Profit Max? "A mill produces high & low quality steel. The profit on the former is double the latter...."

[Johnny V]

A mill produces high ( X ) & low ( Y ) quality steel . The profit on the former is double the latter . Given the production constraint Y = 98 - X / X , show that a total production of 20 maximizes profit .

I set up a profit function : P = 2x + y + L ( x + 98 - x / x ) . L is a Lagrange multiplier , P is profit . The co - efficients 1 & 2 are profit levels . I hoped to multiply out , take the first derivatives Px , Py , PL & solve the resulting 3 simultaneous equations . That's where I got as far as . Thank you .

 

[stapel]

A mill produces high ( X ) & low ( Y ) quality steel . The profit on the former is double the latter . Given the production constraint Y = 98 - X / X , show that a total production of 20 maximizes profit .

The expression "98 - X / X" means [imath]98 - \frac{X}{X}[/imath]. Did the text perhaps actually say "(98 - x)/x", which means [imath]\frac{98 - x}{x}[/imath]?

I set up a profit function : P = 2x + y + L ( x + 98 - x / x ) . L is a Lagrange multiplier , P is profit . The co - efficients 1 & 2 are profit levels . I hoped to multiply out , take the first derivatives Px , Py , PL & solve the resulting 3 simultaneous equations . That's where I got as far as .
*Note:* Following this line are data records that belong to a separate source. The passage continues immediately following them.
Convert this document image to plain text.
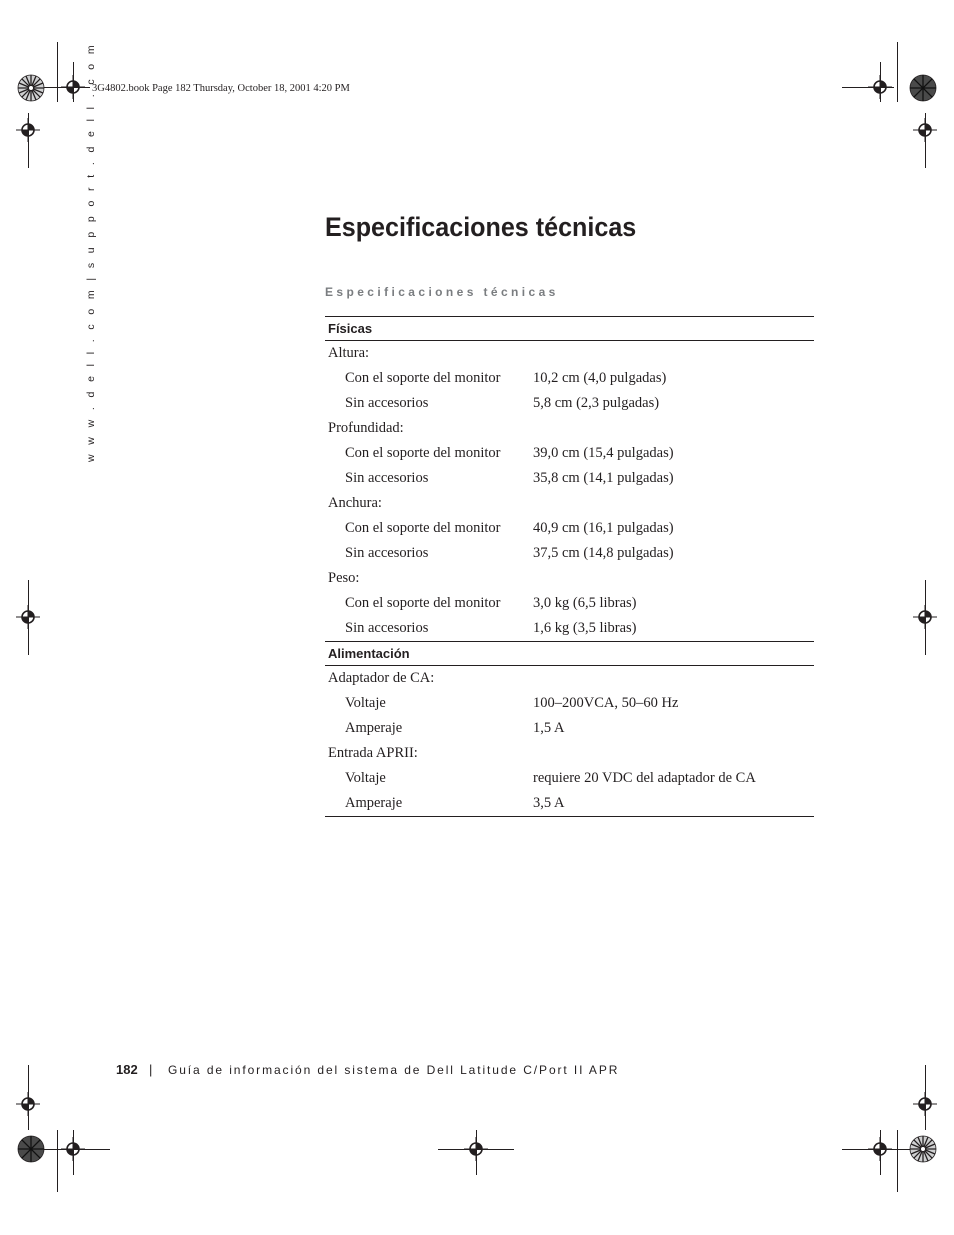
3G4802.book Page 182 Thursday, October 18, 2001 4:20 PM
w w w . d e l l . c o m | s u p p o r t . d e l l . c o m	Especificaciones técnicas
Especificaciones técnicas
Físicas
Altura:
Con el soporte del monitor 10,2 cm (4,0 pulgadas)
Sin accesorios	5,8 cm (2,3 pulgadas)
Profundidad:
Con el soporte del monitor 39,0 cm (15,4 pulgadas)
Sin accesorios	35,8 cm (14,1 pulgadas)
Anchura:
Con el soporte del monitor 40,9 cm (16,1 pulgadas)
Sin accesorios	37,5 cm (14,8 pulgadas)
Peso:
Con el soporte del monitor 3,0 kg (6,5 libras)
Sin accesorios	1,6 kg (3,5 libras)
Alimentación
Adaptador de CA:
Voltaje	100–200VCA, 50–60 Hz
Amperaje	1,5 A
Entrada APRII:
Voltaje	requiere 20 VDC del adaptador de CA
Amperaje	3,5 A
182 | Guía de información del sistema de Dell Latitude C/Port II APR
Please provide a clear listing of the steps you mention having taken. Thank you.

Eliz.

 

[limiTS]

Let [imath]\displaystyle P=2x+\frac{98-x}{x}[/imath]
Differentiate [imath]P[/imath] with respect to [imath]x[/imath]
Set [imath]\displaystyle\frac{dP}{dx}=0[/imath]
Solve for [imath]x[/imath]
Then solve for [imath]\displaystyle y=\frac{98-x}{x}[/imath]
Does [imath]x+y=20[/imath]?
However, this may minimize the profit. Did you type in the question correctly?